Incorporation of SARS-CoV-2 spike NTD to RBD protein vaccine improves immunity against viral variants
Isabelle Montgomerie, Thomas W. Bird, Olga R. Palmer, Ngarangi C. Mason, Theresa E. Pankhurst, Blair Lawley, Leonor C. Hernández, Rhodri Harfoot, Astrid Authier-Hall, Danielle E. Anderson, Kerry L. Hilligan, Kaitlin H. Buick, Naasson M. Mbenza, Gerd Mittelstädt, Samara Maxwell, Shubhra Sinha, Joanna Kuang, Kanta Subbarao, Emily Jane Parker, Alan Sher, Ian F. Hermans, James E. Ussher, Miguel E. Quiñones‐Mateu, Davide Comoletti, Lisa M. Connor
Abstract
Emerging SARS-CoV-2 variants pose a threat to human health worldwide. SARS-CoV-2 receptor binding domain (RBD)-based vaccines are suitable candidates for booster vaccines, eliciting a focused antibody response enriched for virus neutralizing activity. Although RBD proteins are manufactured easily, and have excellent stability and safety properties, they are poorly immunogenic compared to the full-length spike protein. We have overcome this limitation by engineering a subunit vaccine composed of an RBD tandem dimer fused to the N-terminal domain (NTD) of the spike protein.

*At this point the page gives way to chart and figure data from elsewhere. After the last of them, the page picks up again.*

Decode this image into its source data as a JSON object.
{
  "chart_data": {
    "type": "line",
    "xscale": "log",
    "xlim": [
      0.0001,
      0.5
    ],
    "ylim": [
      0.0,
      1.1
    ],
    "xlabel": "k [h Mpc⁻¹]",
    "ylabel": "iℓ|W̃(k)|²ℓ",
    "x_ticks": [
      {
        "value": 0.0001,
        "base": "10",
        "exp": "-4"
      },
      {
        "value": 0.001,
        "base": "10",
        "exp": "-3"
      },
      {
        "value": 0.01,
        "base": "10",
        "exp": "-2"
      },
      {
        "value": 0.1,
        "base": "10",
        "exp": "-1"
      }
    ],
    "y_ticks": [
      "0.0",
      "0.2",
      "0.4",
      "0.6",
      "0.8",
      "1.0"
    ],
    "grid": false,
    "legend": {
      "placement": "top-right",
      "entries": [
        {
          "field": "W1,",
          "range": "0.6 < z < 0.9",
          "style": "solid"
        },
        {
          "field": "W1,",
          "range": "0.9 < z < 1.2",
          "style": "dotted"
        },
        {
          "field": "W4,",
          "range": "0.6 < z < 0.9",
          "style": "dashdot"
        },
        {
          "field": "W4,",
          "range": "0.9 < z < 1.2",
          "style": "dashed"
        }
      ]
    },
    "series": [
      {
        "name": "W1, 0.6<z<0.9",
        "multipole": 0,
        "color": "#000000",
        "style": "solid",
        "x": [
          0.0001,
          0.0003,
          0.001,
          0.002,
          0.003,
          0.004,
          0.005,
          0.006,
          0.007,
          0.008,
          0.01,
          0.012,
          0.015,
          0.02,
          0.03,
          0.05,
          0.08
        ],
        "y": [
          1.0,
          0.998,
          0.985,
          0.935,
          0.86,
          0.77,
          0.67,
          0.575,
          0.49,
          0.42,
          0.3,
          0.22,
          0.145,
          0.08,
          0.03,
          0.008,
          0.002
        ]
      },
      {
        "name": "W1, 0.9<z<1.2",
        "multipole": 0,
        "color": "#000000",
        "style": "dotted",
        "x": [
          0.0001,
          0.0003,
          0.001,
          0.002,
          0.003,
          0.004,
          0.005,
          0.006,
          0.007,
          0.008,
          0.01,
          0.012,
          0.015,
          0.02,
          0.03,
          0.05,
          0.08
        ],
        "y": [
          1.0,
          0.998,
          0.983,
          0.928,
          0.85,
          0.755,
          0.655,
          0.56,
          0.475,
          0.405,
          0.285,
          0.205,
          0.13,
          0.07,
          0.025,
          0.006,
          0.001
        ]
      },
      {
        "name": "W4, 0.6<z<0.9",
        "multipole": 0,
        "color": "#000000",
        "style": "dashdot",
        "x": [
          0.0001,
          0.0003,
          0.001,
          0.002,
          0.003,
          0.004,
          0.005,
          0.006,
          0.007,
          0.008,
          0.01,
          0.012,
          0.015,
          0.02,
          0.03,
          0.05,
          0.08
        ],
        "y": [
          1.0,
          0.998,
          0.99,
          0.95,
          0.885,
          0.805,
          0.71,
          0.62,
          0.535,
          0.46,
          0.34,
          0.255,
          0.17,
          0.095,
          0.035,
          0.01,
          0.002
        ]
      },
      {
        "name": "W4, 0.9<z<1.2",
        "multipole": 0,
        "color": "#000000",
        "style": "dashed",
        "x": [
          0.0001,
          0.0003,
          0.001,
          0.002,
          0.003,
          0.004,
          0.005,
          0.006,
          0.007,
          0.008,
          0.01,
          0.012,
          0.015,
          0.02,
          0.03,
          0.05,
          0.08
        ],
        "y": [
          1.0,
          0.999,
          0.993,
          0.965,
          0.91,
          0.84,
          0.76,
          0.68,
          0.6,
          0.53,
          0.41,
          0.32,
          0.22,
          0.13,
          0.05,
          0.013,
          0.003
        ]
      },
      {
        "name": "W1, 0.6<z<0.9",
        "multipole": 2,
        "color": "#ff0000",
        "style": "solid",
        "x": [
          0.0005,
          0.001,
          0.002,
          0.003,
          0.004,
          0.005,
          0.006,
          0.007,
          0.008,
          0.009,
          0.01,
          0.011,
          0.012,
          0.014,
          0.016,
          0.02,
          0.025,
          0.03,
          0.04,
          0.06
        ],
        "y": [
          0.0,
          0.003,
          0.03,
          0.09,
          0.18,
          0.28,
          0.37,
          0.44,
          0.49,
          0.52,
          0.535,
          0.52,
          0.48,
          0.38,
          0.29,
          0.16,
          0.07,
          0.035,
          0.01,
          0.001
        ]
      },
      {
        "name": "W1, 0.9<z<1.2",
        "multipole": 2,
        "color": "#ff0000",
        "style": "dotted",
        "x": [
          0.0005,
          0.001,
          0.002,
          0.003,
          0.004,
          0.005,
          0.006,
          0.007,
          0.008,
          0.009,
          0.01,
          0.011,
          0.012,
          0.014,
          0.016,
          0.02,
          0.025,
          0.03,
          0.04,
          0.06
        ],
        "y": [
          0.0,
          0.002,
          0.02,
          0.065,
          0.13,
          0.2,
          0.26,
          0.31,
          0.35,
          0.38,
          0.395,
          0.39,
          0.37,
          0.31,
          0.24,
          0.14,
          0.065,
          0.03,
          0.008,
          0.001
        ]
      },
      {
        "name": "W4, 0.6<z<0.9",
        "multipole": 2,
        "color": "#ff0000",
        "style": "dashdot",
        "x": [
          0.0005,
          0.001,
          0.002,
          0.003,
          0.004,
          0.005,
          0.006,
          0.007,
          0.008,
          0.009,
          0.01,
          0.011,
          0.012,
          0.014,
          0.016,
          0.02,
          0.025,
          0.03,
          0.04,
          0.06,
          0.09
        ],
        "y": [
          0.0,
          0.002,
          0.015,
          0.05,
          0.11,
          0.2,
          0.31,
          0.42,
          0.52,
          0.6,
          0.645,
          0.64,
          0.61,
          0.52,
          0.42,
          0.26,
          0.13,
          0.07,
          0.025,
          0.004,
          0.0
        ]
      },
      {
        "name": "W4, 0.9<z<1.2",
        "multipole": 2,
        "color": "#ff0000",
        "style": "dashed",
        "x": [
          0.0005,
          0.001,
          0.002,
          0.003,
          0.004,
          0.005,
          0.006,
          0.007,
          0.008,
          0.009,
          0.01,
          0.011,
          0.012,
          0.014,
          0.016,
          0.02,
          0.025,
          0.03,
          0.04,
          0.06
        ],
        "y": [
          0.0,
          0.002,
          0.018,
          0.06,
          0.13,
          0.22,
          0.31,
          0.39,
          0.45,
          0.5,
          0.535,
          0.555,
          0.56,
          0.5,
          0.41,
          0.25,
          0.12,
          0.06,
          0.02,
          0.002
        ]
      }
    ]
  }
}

We found that inclusion of the NTD (1) improved the magnitude and breadth of the T cell and anti-RBD response, and (2) enhanced T follicular helper cell and memory B cell generation, antibody potency, and cross-reactive neutralization activity against multiple SARS-CoV-2 variants, including B.1.1.529 (Omicron BA.1). In summary, our uniquely engineered RBD-NTD-subunit protein vaccine provides a promising booster vaccination strategy capable of protecting against known SARS-CoV-2 variants of concern.